Biden keeps Trump’s refugee cap in place amid migrant surge

President Joe Biden directed the federal government to accelerate processing of refugees, but didn’t lift the historically low ceiling set by former President Donald Trump amid a surge of migrants at the U.S.-Mexico border.

Biden’s order reallocates refugee slots to make them more readily available to people living in hot spots abroad, according to a senior administration official.

The Friday announcement came amid pressure from human-rights groups and some Democrats, who called on Biden to fulfill a pledge to raise the cap to 62,500 for the second half of the fiscal year. In his last year in office, Trump set the cap at 15,000 the lowest number since Congress passed the Refugee Act in 1980.

Some expressed concern Biden delayed the increase for weeks due to the political crisis surrounding the influx of migrants at the southwest border.

Representative Ilhan Omar, a former refugee, sent a letter to Biden this week along with other Democratic lawmakers that said until the president officials lifts the cap, “our refugee policy remains unacceptably draconian and discriminatory.”

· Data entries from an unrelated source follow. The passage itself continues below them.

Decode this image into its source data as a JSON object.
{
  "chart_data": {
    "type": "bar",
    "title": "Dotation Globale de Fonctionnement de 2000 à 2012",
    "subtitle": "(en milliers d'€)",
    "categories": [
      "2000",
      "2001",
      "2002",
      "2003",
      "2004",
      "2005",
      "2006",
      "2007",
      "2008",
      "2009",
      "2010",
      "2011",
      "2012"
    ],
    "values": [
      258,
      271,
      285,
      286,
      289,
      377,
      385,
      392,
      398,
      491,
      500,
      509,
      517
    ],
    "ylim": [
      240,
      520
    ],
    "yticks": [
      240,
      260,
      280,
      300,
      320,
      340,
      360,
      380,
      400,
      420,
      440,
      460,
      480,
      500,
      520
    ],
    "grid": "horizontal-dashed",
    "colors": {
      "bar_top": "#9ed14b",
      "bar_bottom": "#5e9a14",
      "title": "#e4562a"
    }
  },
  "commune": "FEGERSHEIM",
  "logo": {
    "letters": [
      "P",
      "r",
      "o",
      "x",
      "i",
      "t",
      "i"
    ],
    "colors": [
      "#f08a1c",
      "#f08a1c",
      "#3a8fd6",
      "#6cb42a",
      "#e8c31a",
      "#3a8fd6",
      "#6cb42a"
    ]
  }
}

The U.S. in March saw the highest number of apprehensions at the border in almost two decades, including a record number of children and teens traveling alone.

The situation at the border, which involves migrants seeking asylum, is not directly related to the refugee program, under which people apply overseas to resettle in the U.S. But White House Press Secretary Jen Psaki said Friday that the hold-up was in part due to capacity issues at the Office of Refugee Resettlement, which both handles refugees admissions and sheltering children and teen migrants traveling alone.

“It took us some time to see and evaluate how ineffective, or how trashed in some ways, the refugee processing system had become. And so we had to rebuild some of those muscles and put it back in place,” Psaki said.